Die Lutherkirche am Stadtpark wird 111 Jahre alt. Dieses Ereignis würdigt die evangelische Kirchengemeinde indes nicht mit festlichen Gottesdiensten, sondern mit einer ungewöhnlichen Annäherung an Glaube und Kirche: Sie lässt Prominente predigen. Den Auftakt machten die Schauspielerin Maria Wolf und Pfarrer Henri Krohn. Er selbst nannte es später „gewöhnungsbedürftig“.
Treffender konnte das Motto dieses Sonntagvormittags nicht ausgewählt werden: „Zwischen Erschütterung und Hoffnung“. Maria Wolf und Henri Krohn lasen Texte, Psalmen und persönliche Ansichten im Dialog – philosophisch, nachdenklich, krachend und aufwühlend. Vom religiösen Suchen, vom Glauben, von Geduld und niederschmetternder Verzweiflung.

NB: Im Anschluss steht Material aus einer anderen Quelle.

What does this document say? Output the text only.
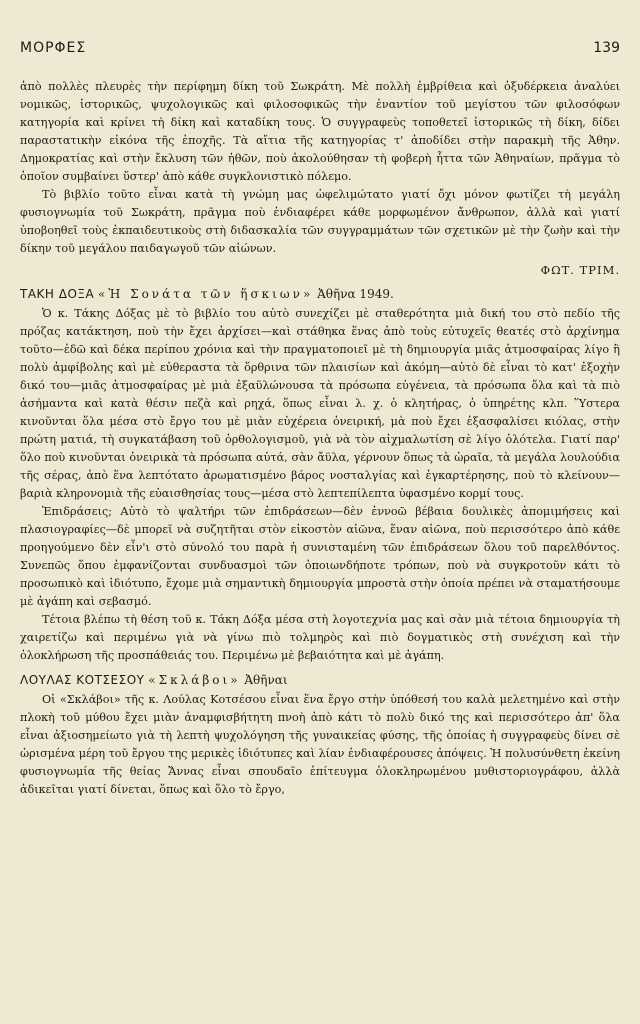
ΜΟΡΦΕΣ	139

ἀπὸ πολλὲς πλευρὲς τὴν περίφημη δίκη τοῦ Σωκράτη. Μὲ πολλὴ ἐμβρίθεια καὶ ὀξυδέρκεια ἀναλύει νομικῶς, ἱστορικῶς, ψυχολογικῶς καὶ φιλοσοφικῶς τὴν ἐναντίον τοῦ μεγίστου τῶν φιλοσόφων κατηγορία καὶ κρίνει τὴ δίκη καὶ καταδίκη τους. Ὁ συγγραφεὺς τοποθετεῖ ἱστορικῶς τὴ δίκη, δίδει παραστατικὴν εἰκόνα τῆς ἐποχῆς. Τὰ αἴτια τῆς κατηγορίας τ' ἀποδίδει στὴν παρακμὴ τῆς Ἀθην. Δημοκρατίας καὶ στὴν ἔκλυση τῶν ἠθῶν, ποὺ ἀκολούθησαν τὴ φοβερὴ ἧττα τῶν Ἀθηναίων, πρᾶγμα τὸ ὁποῖον συμβαίνει ὕστερ' ἀπὸ κάθε συγκλονιστικὸ πόλεμο.

Τὸ βιβλίο τοῦτο εἶναι κατὰ τὴ γνώμη μας ὠφελιμώτατο γιατί ὄχι μόνον φωτίζει τὴ μεγάλη φυσιογνωμία τοῦ Σωκράτη, πρᾶγμα ποὺ ἐνδιαφέρει κάθε μορφωμένον ἄνθρωπον, ἀλλὰ καὶ γιατί ὑποβοηθεῖ τοὺς ἐκπαιδευτικοὺς στὴ διδασκαλία τῶν συγγραμμάτων τῶν σχετικῶν μὲ τὴν ζωὴν καὶ τὴν δίκην τοῦ μεγάλου παιδαγωγοῦ τῶν αἰώνων.

ΦΩΤ. ΤΡΙΜ.

ΤΑΚΗ ΔΟΞΑ «Ἡ Σονάτα τῶν ἥσκιων» Ἀθῆνα 1949.

Ὁ κ. Τάκης Δόξας μὲ τὸ βιβλίο του αὐτὸ συνεχίζει μὲ σταθερότητα μιὰ δική του στὸ πεδίο τῆς πρόζας κατάκτηση, ποὺ τὴν ἔχει ἀρχίσει—καὶ στάθηκα ἕνας ἀπὸ τοὺς εὐτυχεῖς θεατές στὸ ἀρχίνημα τοῦτο—ἐδῶ καὶ δέκα περίπου χρόνια καὶ τὴν πραγματοποιεῖ μὲ τὴ δημιουργία μιᾶς ἀτμοσφαίρας λίγο ἢ πολὺ ἀμφίβολης καὶ μὲ εὐθεραστα τὰ ὅρθρινα τῶν πλαισίων καὶ ἀκόμη—αὐτὸ δὲ εἶναι τὸ κατ' ἐξοχὴν δικό του—μιᾶς ἀτμοσφαίρας μὲ μιὰ ἐξαῦλώνουσα τὰ πρόσωπα εὐγένεια, τὰ πρόσωπα ὅλα καὶ τὰ πιὸ ἀσήμαντα καὶ κατὰ θέσιν πεζὰ καὶ ρηχά, ὅπως εἶναι λ. χ. ὁ κλητήρας, ὁ ὑπηρέτης κλπ. Ὕστερα κινοῦνται ὅλα μέσα στὸ ἔργο του μὲ μιὰν εὐχέρεια ὀνειρική, μὰ ποὺ ἔχει ἐξασφαλίσει κιόλας, στὴν πρώτη ματιά, τὴ συγκατάβαση τοῦ ὀρθολογισμοῦ, γιὰ νὰ τὸν αἰχμαλωτίση σὲ λίγο ὁλότελα. Γιατί παρ' ὅλο ποὺ κινοῦνται ὀνειρικὰ τὰ πρόσωπα αὐτά, σὰν ἄϋλα, γέρνουν ὅπως τὰ ὡραῖα, τὰ μεγάλα λουλούδια τῆς σέρας, ἀπὸ ἕνα λεπτότατο ἀρωματισμένο βάρος νοσταλγίας καὶ ἐγκαρτέρησης, ποὺ τὸ κλείνουν—βαριὰ κληρονομιὰ τῆς εὐαισθησίας τους—μέσα στὸ λεπτεπίλεπτα ὑφασμένο κορμί τους.

Ἐπιδράσεις; Αὐτὸ τὸ ψαλτήρι τῶν ἐπιδράσεων—δὲν ἐννοῶ βέβαια δουλικὲς ἀπομιμήσεις καὶ πλασιογραφίες—δὲ μπορεῖ νὰ συζητῆται στὸν εἰκοστὸν αἰῶνα, ἕναν αἰῶνα, ποὺ περισσότερο ἀπὸ κάθε προηγούμενο δὲν εἶν'ι στὸ σύνολό του παρὰ ἡ συνισταμένη τῶν ἐπιδράσεων ὅλου τοῦ παρελθόντος. Συνεπῶς ὅπου ἐμφανίζονται συνδυασμοὶ τῶν ὁποιωνδήποτε τρόπων, ποὺ νὰ συγκροτοῦν κάτι τὸ προσωπικὸ καὶ ἰδιότυπο, ἔχομε μιὰ σημαντικὴ δημιουργία μπροστὰ στὴν ὁποία πρέπει νὰ σταματήσουμε μὲ ἀγάπη καὶ σεβασμό.

Τέτοια βλέπω τὴ θέση τοῦ κ. Τάκη Δόξα μέσα στὴ λογοτεχνία μας καὶ σὰν μιὰ τέτοια δημιουργία τὴ χαιρετίζω καὶ περιμένω γιὰ νὰ γίνω πιὸ τολμηρὸς καὶ πιὸ δογματικὸς στὴ συνέχιση καὶ τὴν ὁλοκλήρωση τῆς προσπάθειάς του. Περιμένω μὲ βεβαιότητα καὶ μὲ ἀγάπη.

ΛΟΥΛΑΣ ΚΟΤΣΕΣΟΥ «Σκλάβοι» Ἀθῆναι

Οἱ «Σκλάβοι» τῆς κ. Λούλας Κοτσέσου εἶναι ἕνα ἔργο στὴν ὑπόθεσή του καλὰ μελετημένο καὶ στὴν πλοκὴ τοῦ μύθου ἔχει μιὰν ἀναμφισβήτητη πνοὴ ἀπὸ κάτι τὸ πολὺ δικό της καὶ περισσότερο ἀπ' ὅλα εἶναι ἀξιοσημείωτο γιὰ τὴ λεπτὴ ψυχολόγηση τῆς γυναικείας φύσης, τῆς ὁποίας ἡ συγγραφεὺς δίνει σὲ ὡρισμένα μέρη τοῦ ἔργου της μερικὲς ἰδιότυπες καὶ λίαν ἐνδιαφέρουσες ἀπόψεις. Ἡ πολυσύνθετη ἐκείνη φυσιογνωμία τῆς θείας Ἄννας εἶναι σπουδαῖο ἐπίτευγμα ὁλοκληρωμένου μυθιστοριογράφου, ἀλλὰ ἀδικεῖται γιατί δίνεται, ὅπως καὶ ὅλο τὸ ἔργο,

„Die Zivilisation rast auf den Abgrund zu“
Während Wolf im Psalm von Kurt Marti die Hoffnung in den Alltag rückte, wagte es Pfarrer Krohn, dem eigenen Pessimismus Raum zu geben: „Acht Milliarden Menschen beuten die Erde aus, schüren die Klimakatastrophe. Die Zivilisation rast auf den Abgrund zu. Die Erde wird unbewohnbar, da können wir nur noch resignieren oder kämpfen einen aussichtslosen Kampf.“ Er bekennt sich zu dieser Stimmung, in die er angesichts von Ukraine-Krieg, Corona und Energiekrise gerät, wo doch Predigt heißt, die Frohe Botschaft zu verbreiten.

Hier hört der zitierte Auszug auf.